Pazvantoğlu 1795'te yeniçeri yamaklarına destek vererek merkezi yönetime başkaldırdı ve Vidin Kalesi'ni kuşatan Osmanlı güçlerini püskürttü. Sorunun bu yoldan çözülemeyeceğini anlayan merkezi yönetim, Osman Ağa'yı bağışlamış gözükerek kendisini Vidin mukataatı ve cizyelerinin toplanmasıyla görevlendirdi. Pezvantoğlu ise vezirlik istedi ve isteği yerine getirilmeyince 1797-98'de yeniden ayaklandı. Eflak'ta ve Belgrad'da kanlı çete savaşları başladı. Ayaklanmacılar, Niğbolu (Nikopol), Rusçuk (Ruse), Ziştovi ve Varna'yı işgal ettiler; Niş ve Sofya'yı denetim altına aldılar. Belgrad önünde güçlükle durdurulabilen Pazvantoğlu Rumeli'nin geniş bir kesiminde, 100 bin kişilik milis ordusuyla ayrı bir yönetim kurdu. Kent ve kasabalara mütesellimler, muhassıslar atadı. Bölgenin farklı uluslardan ve dinlerden topluluklarını hoşnut edici bir siyaset izlerken bir yandan da merkeze bağlı gözükerek üzerine kuvvet gönderilmesini önlemeye çalıştı. Bir süre sonra üzerine sevk edilen bir Osmanlı ordusunu yenilgiye uğrattı. 1797'de Kaptan-ı derya Küçük Hüseyin Paşa Pazvantoğlu üzerine gönderildi.
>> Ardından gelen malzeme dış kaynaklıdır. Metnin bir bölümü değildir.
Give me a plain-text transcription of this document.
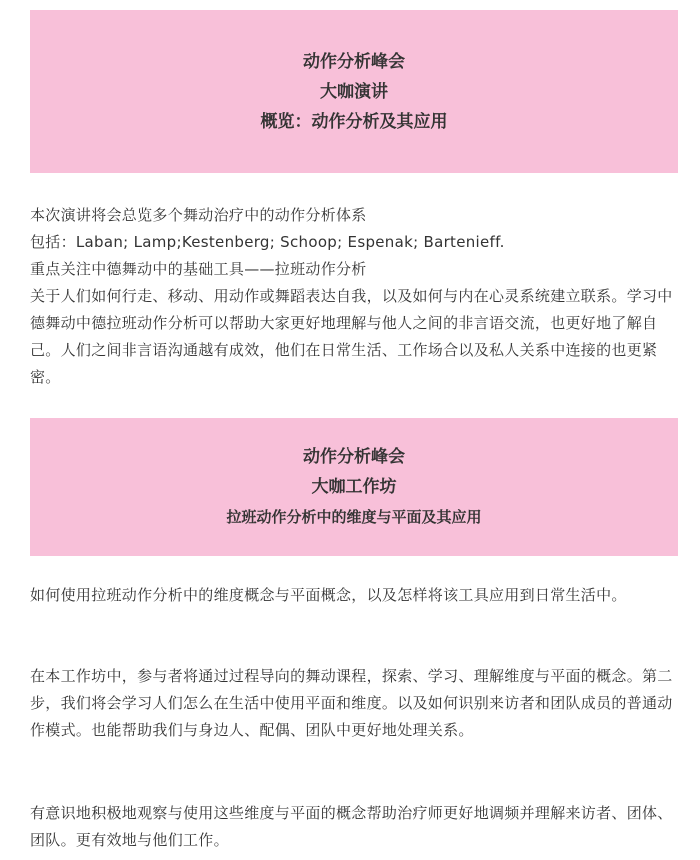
动作分析峰会
大咖演讲
概览：动作分析及其应用
本次演讲将会总览多个舞动治疗中的动作分析体系
包括：Laban; Lamp;Kestenberg; Schoop; Espenak; Bartenieff.
重点关注中德舞动中的基础工具——拉班动作分析
关于人们如何行走、移动、用动作或舞蹈表达自我，以及如何与内在心灵系统建立联系。学习中德舞动中德拉班动作分析可以帮助大家更好地理解与他人之间的非言语交流，也更好地了解自己。人们之间非言语沟通越有成效，他们在日常生活、工作场合以及私人关系中连接的也更紧密。
动作分析峰会
大咖工作坊
拉班动作分析中的维度与平面及其应用

如何使用拉班动作分析中的维度概念与平面概念，以及怎样将该工具应用到日常生活中。

在本工作坊中，参与者将通过过程导向的舞动课程，探索、学习、理解维度与平面的概念。第二步，我们将会学习人们怎么在生活中使用平面和维度。以及如何识别来访者和团队成员的普通动作模式。也能帮助我们与身边人、配偶、团队中更好地处理关系。

有意识地积极地观察与使用这些维度与平面的概念帮助治疗师更好地调频并理解来访者、团体、团队。更有效地与他们工作。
Devlete bağlı Rumeli ayanının desteklediği orduya karşı savaşmayı göze alamayan Pazvantoğlu'nun bağışlanma isteği kabul edilmedi. Ama Osmanlı ordusunun Vidin Kuşatması (Mayıs-Ekim 1798) başarılı olmadı. Güç koşullarda sürdürülen kuşatma Napoléon Bonaparte'ın Mısır'a çıkması üzerine kaldırıldı. Bu sonuç Pazvantoğlu Osman'ın gücünü ve ününü daha da artırdı. III. Selim, Pazvantoğlu'nu bağışlayarak önce kapıcıbaşılığa, 1799'da da vezirliğe yükseltti; Vidin muhafızlığı ve Niğbolu mütesellimliği verdi. Ama Şumnu'da ayaklanan Mehmet Giray'la ilişkisi olduğu gerekçesiyle vezirliği geri alınınca Pazvantoğlu 1800'de bir kez daha ayaklandı. Yamaklar ordusunu Belgrad, düzenli ordusunu da Eflak üzerine gönderdi; Bükreş'i kuşattı. Osmanlı yönetimi, Bükreş kuşatmasını kaldırması koşulu ile 1802'de vezirliğini, 1804'te de Vidin ve Niğbolu sancaklarını geri verdi. Pazvantoğlu Osman Paşa bundan sonraki yaşamını devlete bağlı olarak sürdürdü.[2]
Bazı tarihçilerce kötü yönetime karşı bir direniş ve kıyımlara boyun eğen yoksul kitleler adına yapılmış bir hareket olarak değerlendirilen Pazvantoğlu Ayaklanması Osmanlı Devleti'nin iç ve dış bunalımlarla çıkmazda olduğu bir sırada ortaya çıkmış ve yönetimi uzun süre uğraştırmıştır.